Marcella eBook

This eBook from the Gutenberg Project consists of approximately 947 pages of information about Marcella.

Marcella eBook

This eBook from the Gutenberg Project consists of approximately 947 pages of information about Marcella.

As to the state of the village, neither Marcella’s entreaties nor reproaches had any effect upon him.  When it appeared certain that he would be summoned for some specially flagrant piece of neglect he would spend a few shillings on repairs; otherwise not a farthing.  All that filial softening towards him of which Marcella had been conscious in the early autumn had died away in her.  She said to herself now plainly and bitterly that it was a misfortune to belong to him; and she would have pitied her mother most heartily if her mother had ever allowed her the smallest expression of such a feeling.  As it was, she was left to wonder and chafe at her mother’s new-born mildness.

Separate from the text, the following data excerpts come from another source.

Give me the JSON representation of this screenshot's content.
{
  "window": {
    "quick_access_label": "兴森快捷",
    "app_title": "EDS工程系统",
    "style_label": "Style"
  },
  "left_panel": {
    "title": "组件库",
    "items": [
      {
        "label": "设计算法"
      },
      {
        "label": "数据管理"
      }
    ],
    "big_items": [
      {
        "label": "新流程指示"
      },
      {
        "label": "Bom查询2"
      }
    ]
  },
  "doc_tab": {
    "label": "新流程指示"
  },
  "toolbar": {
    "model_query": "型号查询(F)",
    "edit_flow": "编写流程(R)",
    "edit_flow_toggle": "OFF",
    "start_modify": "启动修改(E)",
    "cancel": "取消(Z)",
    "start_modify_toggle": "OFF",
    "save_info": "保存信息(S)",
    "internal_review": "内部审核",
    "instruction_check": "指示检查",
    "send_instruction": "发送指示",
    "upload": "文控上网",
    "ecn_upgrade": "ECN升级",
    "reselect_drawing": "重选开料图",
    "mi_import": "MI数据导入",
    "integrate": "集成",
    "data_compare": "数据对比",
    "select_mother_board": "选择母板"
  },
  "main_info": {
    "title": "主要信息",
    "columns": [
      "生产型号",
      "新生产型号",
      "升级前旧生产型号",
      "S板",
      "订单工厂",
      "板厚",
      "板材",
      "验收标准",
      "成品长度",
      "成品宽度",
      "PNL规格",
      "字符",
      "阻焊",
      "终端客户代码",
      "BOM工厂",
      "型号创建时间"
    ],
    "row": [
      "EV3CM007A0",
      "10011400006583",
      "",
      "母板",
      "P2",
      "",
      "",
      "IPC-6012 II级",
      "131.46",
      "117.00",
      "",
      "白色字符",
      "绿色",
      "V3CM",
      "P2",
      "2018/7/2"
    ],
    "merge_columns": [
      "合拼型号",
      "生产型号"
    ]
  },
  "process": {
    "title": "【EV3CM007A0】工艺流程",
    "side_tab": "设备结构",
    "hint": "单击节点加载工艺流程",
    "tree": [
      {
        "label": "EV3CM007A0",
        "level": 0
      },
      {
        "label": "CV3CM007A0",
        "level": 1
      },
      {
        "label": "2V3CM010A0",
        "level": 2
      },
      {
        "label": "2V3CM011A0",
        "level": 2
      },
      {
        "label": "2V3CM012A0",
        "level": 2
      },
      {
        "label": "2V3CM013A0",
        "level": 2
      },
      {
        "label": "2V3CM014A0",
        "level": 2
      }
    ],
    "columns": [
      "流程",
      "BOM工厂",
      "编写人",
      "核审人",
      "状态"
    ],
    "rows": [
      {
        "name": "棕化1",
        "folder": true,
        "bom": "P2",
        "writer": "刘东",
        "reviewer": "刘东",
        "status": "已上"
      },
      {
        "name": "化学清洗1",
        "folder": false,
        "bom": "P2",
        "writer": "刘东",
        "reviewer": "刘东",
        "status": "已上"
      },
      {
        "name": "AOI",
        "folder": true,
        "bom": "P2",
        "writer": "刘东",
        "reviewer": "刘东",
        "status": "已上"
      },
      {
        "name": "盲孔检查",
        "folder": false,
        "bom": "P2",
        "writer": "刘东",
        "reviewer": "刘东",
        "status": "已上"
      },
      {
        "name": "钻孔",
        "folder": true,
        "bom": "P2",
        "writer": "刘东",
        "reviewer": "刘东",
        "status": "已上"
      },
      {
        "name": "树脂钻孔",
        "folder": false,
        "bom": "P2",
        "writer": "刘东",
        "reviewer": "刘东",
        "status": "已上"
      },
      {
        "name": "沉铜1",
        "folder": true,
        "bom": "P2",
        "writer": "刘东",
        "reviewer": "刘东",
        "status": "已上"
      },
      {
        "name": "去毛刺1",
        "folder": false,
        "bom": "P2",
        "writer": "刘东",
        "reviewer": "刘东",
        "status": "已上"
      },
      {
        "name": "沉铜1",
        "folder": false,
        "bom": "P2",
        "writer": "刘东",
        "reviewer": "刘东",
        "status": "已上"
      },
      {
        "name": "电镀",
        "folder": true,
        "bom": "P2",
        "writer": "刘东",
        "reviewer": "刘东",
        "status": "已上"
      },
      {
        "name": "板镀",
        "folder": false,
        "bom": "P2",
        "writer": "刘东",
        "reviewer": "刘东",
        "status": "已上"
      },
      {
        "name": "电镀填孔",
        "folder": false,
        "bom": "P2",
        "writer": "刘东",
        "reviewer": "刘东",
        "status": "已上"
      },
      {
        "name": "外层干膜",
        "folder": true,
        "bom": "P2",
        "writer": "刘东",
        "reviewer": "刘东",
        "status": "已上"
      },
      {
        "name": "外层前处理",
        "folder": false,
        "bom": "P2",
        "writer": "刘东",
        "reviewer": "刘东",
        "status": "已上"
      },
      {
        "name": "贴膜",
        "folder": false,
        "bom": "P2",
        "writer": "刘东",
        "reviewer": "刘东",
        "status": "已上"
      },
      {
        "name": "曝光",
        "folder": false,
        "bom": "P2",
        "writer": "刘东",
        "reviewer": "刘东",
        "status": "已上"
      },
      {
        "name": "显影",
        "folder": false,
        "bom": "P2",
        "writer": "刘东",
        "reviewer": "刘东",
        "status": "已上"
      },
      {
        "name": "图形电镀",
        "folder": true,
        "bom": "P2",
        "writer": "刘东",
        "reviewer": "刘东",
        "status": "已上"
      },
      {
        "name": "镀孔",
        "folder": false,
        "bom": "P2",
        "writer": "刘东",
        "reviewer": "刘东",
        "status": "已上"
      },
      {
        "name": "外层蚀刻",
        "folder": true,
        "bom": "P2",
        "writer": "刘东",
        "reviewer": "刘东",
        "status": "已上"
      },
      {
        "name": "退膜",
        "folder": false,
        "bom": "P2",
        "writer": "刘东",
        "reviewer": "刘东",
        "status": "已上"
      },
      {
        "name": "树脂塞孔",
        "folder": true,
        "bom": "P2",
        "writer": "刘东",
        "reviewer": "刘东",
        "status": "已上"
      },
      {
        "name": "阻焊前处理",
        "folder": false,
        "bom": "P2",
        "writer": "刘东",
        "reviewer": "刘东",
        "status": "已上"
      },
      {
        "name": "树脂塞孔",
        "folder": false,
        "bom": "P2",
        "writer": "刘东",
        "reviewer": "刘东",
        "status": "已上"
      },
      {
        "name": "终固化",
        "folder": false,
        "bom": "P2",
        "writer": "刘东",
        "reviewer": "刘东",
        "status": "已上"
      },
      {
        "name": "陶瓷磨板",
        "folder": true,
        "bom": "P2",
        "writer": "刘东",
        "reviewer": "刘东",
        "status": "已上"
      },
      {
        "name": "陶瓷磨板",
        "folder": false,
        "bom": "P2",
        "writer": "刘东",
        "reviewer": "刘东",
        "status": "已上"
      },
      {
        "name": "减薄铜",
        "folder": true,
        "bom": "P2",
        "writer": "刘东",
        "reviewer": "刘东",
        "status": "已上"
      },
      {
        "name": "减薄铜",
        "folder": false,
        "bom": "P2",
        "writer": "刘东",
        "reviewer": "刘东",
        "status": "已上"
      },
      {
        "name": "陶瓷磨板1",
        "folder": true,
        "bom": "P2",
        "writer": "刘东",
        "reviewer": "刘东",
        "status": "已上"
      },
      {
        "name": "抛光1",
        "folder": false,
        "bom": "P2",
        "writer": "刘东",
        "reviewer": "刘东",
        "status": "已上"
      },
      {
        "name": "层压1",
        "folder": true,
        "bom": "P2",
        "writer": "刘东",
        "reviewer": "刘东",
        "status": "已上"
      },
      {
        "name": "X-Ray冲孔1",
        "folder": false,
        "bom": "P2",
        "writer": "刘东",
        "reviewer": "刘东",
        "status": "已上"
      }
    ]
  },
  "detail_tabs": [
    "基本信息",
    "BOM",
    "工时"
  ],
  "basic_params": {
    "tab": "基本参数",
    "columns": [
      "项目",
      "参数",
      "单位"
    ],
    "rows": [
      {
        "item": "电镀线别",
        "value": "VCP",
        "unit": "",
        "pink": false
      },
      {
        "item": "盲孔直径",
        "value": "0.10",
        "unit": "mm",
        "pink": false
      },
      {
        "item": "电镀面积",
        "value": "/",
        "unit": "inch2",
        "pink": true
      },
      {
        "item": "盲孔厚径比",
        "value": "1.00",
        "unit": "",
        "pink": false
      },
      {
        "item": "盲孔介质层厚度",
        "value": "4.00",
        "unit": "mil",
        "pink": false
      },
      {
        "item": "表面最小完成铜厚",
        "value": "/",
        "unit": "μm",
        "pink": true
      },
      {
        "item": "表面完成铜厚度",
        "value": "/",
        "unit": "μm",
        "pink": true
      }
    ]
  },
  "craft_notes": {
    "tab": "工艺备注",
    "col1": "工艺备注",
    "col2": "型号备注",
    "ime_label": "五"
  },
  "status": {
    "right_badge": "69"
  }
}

In the drawing-room, after luncheon, Hallin came up to Marcella in a corner, and, smiling, drew from his pocket a folded sheet of foolscap.

“I made Aldous give me his speech to show you, before to-morrow night,” he said.  “He would hardly let me take it, said it was stupid, and that you would not agree with it.  But I wanted you to see how he does these things.  He speaks now, on an average, two or three times a week.  Each time, even for an audience of a score or two of village folk, he writes out what he has to say.  Then he speaks it entirely without notes.  In this way, though he has not much natural gift, he is making himself gradually an effective and practical speaker.  The danger with him, of course, is lest he should be over-subtle and over-critical—­not simple and popular enough.”

Marcella took the paper half unwillingly and glanced over it in silence.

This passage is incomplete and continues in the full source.